The crackdown already has cleared one big-name pitcher — Washington’s Max Scherzer — Glavine said.
“I think there will be some guys who are not doing anything that maybe we’ve heard whispers about,” Glavine said Wednesday during a conference call to promote the upcoming American Century Championship celebrity golf tournament. “To me, Scherzer’s one of those guys that I’ve heard whispers about. He clearly wanted to show that he was not [using foreign substances]. And he was irked by it. And I completely understand his reaction.”
Schezer finds himself at the center of MLB’s crackdown following his theatrics during Tuesday’s game against the Phillies. After Philadelphia manager Joe Girardi requested that umpires check Scherzer in the middle of the fourth inning — Scherzer’s third inspection of the game — Scherzer exploded, tossing his glove and hat to the ground while gesturing to the Philadelphia dugout.
Though some pitchers have handled the inspections with mild manners, Scherzer and Oakland’s Sergio Romo were clearly frustrated. Romo started to undress on the field.
“I would venture to say, with me, I would walk off the mound, ‘Here’s my glove, here’s my hat, here’s my belt, all right. Let me go about my business,’ ” Glavine said. “ ‘Cause I’m sure it’s not fun for the umpires either. It’s the kind of thing, why make a bigger deal about it than you have to?”
While Glavine, the former Brave and Met, said he never used sticky stuff over the course of his 22-year major league career, he admitted to understanding the plight facing pitchers. Glavine, like former major leaguer Jerry Blevins, stressed the importance of common substances like sunscreen and rosin.

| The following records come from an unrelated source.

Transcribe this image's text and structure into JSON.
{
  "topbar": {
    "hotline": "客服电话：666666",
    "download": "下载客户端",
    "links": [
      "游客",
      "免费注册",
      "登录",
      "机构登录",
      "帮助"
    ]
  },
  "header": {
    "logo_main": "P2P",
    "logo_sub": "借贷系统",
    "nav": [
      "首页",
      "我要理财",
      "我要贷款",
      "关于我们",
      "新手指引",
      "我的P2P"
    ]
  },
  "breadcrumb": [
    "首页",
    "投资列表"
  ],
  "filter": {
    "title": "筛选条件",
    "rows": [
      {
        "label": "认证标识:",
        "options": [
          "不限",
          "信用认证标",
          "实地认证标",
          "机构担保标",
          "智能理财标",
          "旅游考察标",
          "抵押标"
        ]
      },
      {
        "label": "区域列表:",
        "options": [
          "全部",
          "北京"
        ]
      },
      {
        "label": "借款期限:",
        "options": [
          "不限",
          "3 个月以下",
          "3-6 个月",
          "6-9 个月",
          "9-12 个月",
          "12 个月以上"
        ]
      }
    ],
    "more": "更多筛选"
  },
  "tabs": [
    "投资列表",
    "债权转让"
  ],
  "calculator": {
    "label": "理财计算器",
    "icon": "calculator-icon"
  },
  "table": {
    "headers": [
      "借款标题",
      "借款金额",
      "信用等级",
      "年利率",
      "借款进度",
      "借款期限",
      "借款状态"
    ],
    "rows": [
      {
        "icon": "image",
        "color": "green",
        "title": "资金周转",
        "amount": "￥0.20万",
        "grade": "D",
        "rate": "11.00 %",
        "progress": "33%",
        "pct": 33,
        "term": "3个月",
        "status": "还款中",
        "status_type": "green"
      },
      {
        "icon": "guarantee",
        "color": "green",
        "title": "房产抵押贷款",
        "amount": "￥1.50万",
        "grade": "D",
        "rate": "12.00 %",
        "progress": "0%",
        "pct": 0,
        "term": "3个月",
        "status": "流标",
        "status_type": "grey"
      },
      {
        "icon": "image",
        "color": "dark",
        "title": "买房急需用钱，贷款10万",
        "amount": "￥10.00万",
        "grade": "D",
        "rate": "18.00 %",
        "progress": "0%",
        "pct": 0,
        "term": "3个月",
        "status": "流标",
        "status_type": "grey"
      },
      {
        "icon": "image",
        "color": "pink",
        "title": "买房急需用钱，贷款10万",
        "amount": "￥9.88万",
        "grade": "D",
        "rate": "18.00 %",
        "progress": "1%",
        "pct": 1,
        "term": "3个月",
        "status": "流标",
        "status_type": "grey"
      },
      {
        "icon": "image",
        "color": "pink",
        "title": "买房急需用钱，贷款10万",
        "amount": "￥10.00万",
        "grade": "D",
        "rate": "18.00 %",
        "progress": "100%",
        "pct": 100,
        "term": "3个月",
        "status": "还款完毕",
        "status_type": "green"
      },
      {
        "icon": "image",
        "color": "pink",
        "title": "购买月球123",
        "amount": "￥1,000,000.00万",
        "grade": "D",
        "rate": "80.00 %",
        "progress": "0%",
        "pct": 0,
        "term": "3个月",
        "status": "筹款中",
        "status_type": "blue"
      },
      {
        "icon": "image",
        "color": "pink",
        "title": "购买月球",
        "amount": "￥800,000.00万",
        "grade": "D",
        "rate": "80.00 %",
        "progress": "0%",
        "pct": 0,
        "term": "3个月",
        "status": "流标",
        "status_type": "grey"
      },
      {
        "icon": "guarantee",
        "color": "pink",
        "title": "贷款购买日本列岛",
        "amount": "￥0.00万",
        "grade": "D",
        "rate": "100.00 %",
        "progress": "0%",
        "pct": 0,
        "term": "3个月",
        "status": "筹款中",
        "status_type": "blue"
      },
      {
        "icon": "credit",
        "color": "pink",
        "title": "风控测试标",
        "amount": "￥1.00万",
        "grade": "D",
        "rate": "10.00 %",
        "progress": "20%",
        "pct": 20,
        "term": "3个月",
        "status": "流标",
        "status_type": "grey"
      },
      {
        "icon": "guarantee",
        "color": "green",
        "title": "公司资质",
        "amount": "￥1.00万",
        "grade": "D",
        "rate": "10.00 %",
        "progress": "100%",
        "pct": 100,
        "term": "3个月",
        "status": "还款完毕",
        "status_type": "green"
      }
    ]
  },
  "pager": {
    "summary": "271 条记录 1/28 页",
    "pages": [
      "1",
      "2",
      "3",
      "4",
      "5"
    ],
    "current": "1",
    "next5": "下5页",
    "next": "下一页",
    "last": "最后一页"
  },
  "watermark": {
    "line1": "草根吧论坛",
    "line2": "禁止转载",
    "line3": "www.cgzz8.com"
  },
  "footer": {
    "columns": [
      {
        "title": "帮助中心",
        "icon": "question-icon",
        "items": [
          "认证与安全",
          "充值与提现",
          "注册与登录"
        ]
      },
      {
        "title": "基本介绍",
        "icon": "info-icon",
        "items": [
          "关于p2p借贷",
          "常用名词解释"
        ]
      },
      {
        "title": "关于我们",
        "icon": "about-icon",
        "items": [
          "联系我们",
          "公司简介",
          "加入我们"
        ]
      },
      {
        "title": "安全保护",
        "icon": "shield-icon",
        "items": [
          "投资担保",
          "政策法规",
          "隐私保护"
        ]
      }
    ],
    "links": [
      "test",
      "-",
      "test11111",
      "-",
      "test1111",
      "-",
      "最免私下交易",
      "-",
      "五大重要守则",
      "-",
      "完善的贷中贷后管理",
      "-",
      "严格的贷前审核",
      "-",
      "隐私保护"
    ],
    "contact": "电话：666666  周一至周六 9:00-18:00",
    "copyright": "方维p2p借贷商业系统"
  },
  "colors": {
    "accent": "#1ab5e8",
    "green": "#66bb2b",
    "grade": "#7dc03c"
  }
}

“You pitch in cold weather and that baseball feels like a snowball and it’s really hard to do anything with it,” Glavine said. “Sometimes in the middle of the summer, when it’s really hot and humid, it’s hard to keep your hand dry and the ball can get slippery.
“This has kinda been going on for a while and everyone knew it was going on. It got to a point where it got to be too much and Major League Baseball had to do something about it. So they only have themselves to blame, to some extent.”